A new definition of 'they' was among 530 new words added to the publisher's online dictionary.
The oldest dictionary publisher in the US has officially recognised the singular use of 'they' as a pronoun for people who identify as non-binary.
On Tuesday, Merriam-Webster announced they would be adding more than 530 new words to their online dictionary, including the definition for 'they'.
"Used to refer to a single person whose gender identity is nonbinary," the entry reads.
The term has become increasingly popular in recent years as a pronoun for people who identify as gender diverse or outside the male and female binary.
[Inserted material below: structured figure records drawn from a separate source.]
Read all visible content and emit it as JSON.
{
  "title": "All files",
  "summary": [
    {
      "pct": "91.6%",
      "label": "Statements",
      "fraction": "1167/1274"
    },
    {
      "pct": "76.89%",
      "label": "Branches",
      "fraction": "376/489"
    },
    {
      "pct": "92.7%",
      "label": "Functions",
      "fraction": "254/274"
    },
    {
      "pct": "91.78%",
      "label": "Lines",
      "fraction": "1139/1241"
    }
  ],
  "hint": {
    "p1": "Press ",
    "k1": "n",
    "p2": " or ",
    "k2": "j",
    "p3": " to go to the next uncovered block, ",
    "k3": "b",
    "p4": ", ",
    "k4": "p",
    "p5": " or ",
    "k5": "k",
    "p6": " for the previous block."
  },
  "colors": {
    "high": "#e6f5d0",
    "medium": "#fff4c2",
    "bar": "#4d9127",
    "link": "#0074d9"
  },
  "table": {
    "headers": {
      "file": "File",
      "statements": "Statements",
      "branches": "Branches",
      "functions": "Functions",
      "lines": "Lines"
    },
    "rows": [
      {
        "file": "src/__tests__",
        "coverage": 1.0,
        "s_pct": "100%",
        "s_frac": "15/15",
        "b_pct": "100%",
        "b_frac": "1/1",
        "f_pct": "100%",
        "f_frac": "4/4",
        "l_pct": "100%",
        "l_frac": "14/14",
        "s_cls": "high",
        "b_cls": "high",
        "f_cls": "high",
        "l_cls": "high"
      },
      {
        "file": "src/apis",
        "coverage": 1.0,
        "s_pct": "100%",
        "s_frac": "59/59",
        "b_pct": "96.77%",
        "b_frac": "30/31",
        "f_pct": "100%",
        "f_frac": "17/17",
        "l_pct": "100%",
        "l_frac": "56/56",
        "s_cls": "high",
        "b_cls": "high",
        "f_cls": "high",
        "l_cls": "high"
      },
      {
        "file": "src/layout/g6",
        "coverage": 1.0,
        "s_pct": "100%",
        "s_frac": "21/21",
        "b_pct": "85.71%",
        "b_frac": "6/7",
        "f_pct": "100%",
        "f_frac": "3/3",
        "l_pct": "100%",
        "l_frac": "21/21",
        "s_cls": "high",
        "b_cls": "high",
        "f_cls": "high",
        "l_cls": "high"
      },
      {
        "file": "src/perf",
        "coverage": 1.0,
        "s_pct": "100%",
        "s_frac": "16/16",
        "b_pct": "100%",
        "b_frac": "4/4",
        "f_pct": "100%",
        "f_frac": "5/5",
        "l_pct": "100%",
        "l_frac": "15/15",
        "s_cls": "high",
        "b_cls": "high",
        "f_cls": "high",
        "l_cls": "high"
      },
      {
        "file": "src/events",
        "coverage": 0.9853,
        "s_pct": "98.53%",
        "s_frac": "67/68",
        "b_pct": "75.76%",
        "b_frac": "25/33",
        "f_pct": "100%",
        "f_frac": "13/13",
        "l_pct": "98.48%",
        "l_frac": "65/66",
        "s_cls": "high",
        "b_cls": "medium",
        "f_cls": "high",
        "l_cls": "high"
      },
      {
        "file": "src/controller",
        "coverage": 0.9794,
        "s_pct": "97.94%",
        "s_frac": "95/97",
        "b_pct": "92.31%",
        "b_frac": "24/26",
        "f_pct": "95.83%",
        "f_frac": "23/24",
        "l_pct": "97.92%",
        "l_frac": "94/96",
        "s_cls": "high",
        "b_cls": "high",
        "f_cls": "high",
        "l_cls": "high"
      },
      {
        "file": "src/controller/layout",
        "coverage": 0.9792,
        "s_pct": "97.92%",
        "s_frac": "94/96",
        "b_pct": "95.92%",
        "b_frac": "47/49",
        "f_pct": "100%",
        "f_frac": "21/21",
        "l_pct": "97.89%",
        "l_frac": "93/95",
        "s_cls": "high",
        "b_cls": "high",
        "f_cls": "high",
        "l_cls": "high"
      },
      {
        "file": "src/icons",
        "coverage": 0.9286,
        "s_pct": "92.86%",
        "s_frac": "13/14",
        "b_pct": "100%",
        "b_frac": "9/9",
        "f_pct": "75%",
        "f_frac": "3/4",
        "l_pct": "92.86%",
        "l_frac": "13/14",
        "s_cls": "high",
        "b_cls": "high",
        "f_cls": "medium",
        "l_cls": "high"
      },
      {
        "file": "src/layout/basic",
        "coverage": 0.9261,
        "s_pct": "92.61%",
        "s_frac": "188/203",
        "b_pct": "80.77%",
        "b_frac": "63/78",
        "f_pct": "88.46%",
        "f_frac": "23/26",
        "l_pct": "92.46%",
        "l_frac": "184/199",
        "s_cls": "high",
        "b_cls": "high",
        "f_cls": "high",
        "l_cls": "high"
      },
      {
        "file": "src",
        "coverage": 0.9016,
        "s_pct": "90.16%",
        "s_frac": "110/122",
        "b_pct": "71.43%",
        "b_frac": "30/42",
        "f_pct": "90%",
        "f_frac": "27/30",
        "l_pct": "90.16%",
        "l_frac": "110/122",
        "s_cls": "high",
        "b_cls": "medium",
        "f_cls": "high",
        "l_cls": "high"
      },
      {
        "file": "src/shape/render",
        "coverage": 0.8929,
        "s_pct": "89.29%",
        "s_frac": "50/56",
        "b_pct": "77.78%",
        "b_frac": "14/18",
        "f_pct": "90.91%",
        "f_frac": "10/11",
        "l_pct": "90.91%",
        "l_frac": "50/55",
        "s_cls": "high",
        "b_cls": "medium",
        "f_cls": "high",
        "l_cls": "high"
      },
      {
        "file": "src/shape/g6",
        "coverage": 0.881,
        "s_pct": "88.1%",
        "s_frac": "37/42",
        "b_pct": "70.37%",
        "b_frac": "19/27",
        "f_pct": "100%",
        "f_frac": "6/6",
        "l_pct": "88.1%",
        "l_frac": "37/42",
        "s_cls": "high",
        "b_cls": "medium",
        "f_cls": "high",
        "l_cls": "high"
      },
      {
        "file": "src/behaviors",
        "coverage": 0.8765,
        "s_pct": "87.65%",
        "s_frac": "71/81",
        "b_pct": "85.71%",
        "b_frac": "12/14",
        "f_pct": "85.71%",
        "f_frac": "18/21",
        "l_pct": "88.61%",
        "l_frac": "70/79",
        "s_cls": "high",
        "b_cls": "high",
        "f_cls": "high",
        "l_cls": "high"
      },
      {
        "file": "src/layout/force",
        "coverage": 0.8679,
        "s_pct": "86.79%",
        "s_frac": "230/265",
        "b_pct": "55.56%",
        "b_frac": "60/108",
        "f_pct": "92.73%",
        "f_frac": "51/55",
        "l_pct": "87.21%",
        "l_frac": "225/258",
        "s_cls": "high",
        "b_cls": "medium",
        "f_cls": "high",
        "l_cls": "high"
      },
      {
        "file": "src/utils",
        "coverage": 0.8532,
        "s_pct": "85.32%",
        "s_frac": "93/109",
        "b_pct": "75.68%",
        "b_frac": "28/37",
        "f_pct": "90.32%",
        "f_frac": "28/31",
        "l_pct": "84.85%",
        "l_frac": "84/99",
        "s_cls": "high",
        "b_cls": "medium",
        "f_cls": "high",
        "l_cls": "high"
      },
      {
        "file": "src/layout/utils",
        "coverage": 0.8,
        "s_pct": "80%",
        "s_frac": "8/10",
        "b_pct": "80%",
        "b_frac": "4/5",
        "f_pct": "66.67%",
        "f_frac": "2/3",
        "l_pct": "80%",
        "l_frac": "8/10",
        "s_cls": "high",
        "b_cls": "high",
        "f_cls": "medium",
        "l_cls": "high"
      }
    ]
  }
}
In the dictionary entry, the word is used in an example sentence: "I knew certain things about … the person I was interviewing. … They had adopted their gender-neutral name a few years ago, when they began to consciously identify as nonbinary — that is, neither male nor female. They were in their late 20s, working as an event planner, applying to graduate school."
In response to questions on whether 'they', 'their' and 'them' can be used as a singular pronoun, Merriam-Webster said their use as pronouns of indefinite gender have been "well established in speech and writing, even in literary and formal contexts".
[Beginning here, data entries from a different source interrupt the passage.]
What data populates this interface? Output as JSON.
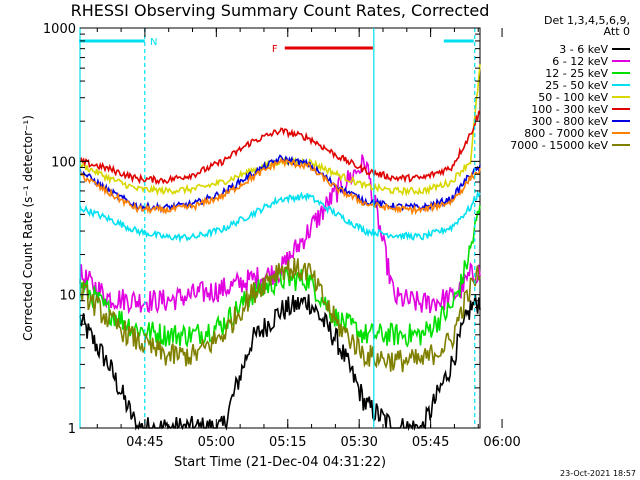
{
  "chart_data": {
    "type": "line",
    "title": "RHESSI Observing Summary Count Rates, Corrected",
    "xlabel": "Start Time (21-Dec-04 04:31:22)",
    "ylabel": "Corrected Count Rate (s⁻¹ detector⁻¹)",
    "ylog": true,
    "ylim": [
      1,
      1000
    ],
    "y_ticks": [
      1,
      10,
      100,
      1000
    ],
    "y_tick_labels": [
      "1",
      "10",
      "100",
      "1000"
    ],
    "x_range_min": [
      0,
      84
    ],
    "x_ticks_min": [
      13.63,
      28.63,
      43.63,
      58.63,
      73.63,
      88.63
    ],
    "x_tick_labels": [
      "04:45",
      "05:00",
      "05:15",
      "05:30",
      "05:45",
      "06:00"
    ],
    "legend_title": "Det 1,3,4,5,6,9, Att 0",
    "legend_title_lines": [
      "Det 1,3,4,5,6,9,",
      "Att 0"
    ],
    "legend_placement": "right",
    "timestamp": "23-Oct-2021 18:57",
    "flags": [
      {
        "label": "N",
        "color": "#00e0f0",
        "segments": [
          [
            -0.2,
            13.6
          ],
          [
            76.4,
            82.7
          ]
        ]
      },
      {
        "label": "F",
        "color": "#e00000",
        "segments": [
          [
            43.0,
            61.5
          ]
        ]
      }
    ],
    "vlines": [
      {
        "t": 0.0,
        "style": "solid",
        "color": "#00e0f0"
      },
      {
        "t": 13.6,
        "style": "dashed",
        "color": "#00e0f0"
      },
      {
        "t": 61.7,
        "style": "solid",
        "color": "#00e0f0"
      },
      {
        "t": 82.9,
        "style": "dashed",
        "color": "#00e0f0"
      }
    ],
    "x": [
      0,
      6,
      12,
      18,
      24,
      30,
      36,
      42,
      48,
      54,
      60,
      66,
      72,
      78,
      80,
      82,
      84
    ],
    "series": [
      {
        "name": "3 - 6 keV",
        "color": "#000000",
        "values": [
          6.5,
          3.0,
          1.0,
          1.0,
          1.0,
          1.0,
          4.5,
          7.5,
          9.0,
          4.5,
          1.5,
          1.0,
          1.0,
          3.0,
          5.0,
          8.0,
          9.0
        ]
      },
      {
        "name": "6 - 12 keV",
        "color": "#e000e0",
        "values": [
          14,
          9.5,
          9.0,
          9.0,
          10,
          11,
          13,
          15,
          30,
          60,
          100,
          9.5,
          8.5,
          9.5,
          11,
          14,
          15
        ]
      },
      {
        "name": "12 - 25 keV",
        "color": "#00e000",
        "values": [
          12,
          7.5,
          5.5,
          5.0,
          5.0,
          6.0,
          10,
          13,
          13,
          6.5,
          5.0,
          5.0,
          5.0,
          8.0,
          12,
          22,
          45
        ]
      },
      {
        "name": "25 - 50 keV",
        "color": "#00e0f0",
        "values": [
          45,
          37,
          30,
          27,
          27,
          31,
          40,
          52,
          55,
          40,
          30,
          28,
          27,
          32,
          38,
          45,
          60
        ]
      },
      {
        "name": "50 - 100 keV",
        "color": "#d8d800",
        "values": [
          95,
          75,
          62,
          60,
          62,
          70,
          85,
          100,
          100,
          80,
          65,
          60,
          60,
          70,
          85,
          100,
          520
        ]
      },
      {
        "name": "100 - 300 keV",
        "color": "#e00000",
        "values": [
          100,
          88,
          74,
          72,
          80,
          100,
          140,
          170,
          150,
          110,
          85,
          75,
          75,
          90,
          120,
          160,
          240
        ]
      },
      {
        "name": "300 - 800 keV",
        "color": "#0000e0",
        "values": [
          85,
          60,
          46,
          45,
          48,
          58,
          80,
          105,
          95,
          65,
          50,
          46,
          45,
          52,
          65,
          80,
          90
        ]
      },
      {
        "name": "800 - 7000 keV",
        "color": "#ff8000",
        "values": [
          80,
          58,
          44,
          43,
          46,
          55,
          75,
          100,
          92,
          62,
          48,
          44,
          43,
          50,
          60,
          75,
          85
        ]
      },
      {
        "name": "7000 - 15000 keV",
        "color": "#808000",
        "values": [
          11,
          6.5,
          4.5,
          3.5,
          3.5,
          5.0,
          10,
          16,
          15,
          6.0,
          3.5,
          3.2,
          3.2,
          4.5,
          7.5,
          11,
          15
        ]
      }
    ]
  }
}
The new use for 'they' was added alongside a long list of new words, including the Bechdel test (referring to a criteria used to evaluate movies for their inclusion of women), deep state (an alleged secret governmental network), fatberg (a large mass of fat and solid waste that collects in sewers) and escape room (a game in which people are confined to an areas and given a set amount of time to escape).
A new definition for the word inclusive was also added: “allowing and accommodating people who have historically been excluded (as because of their race, gender, sexuality, or ability).”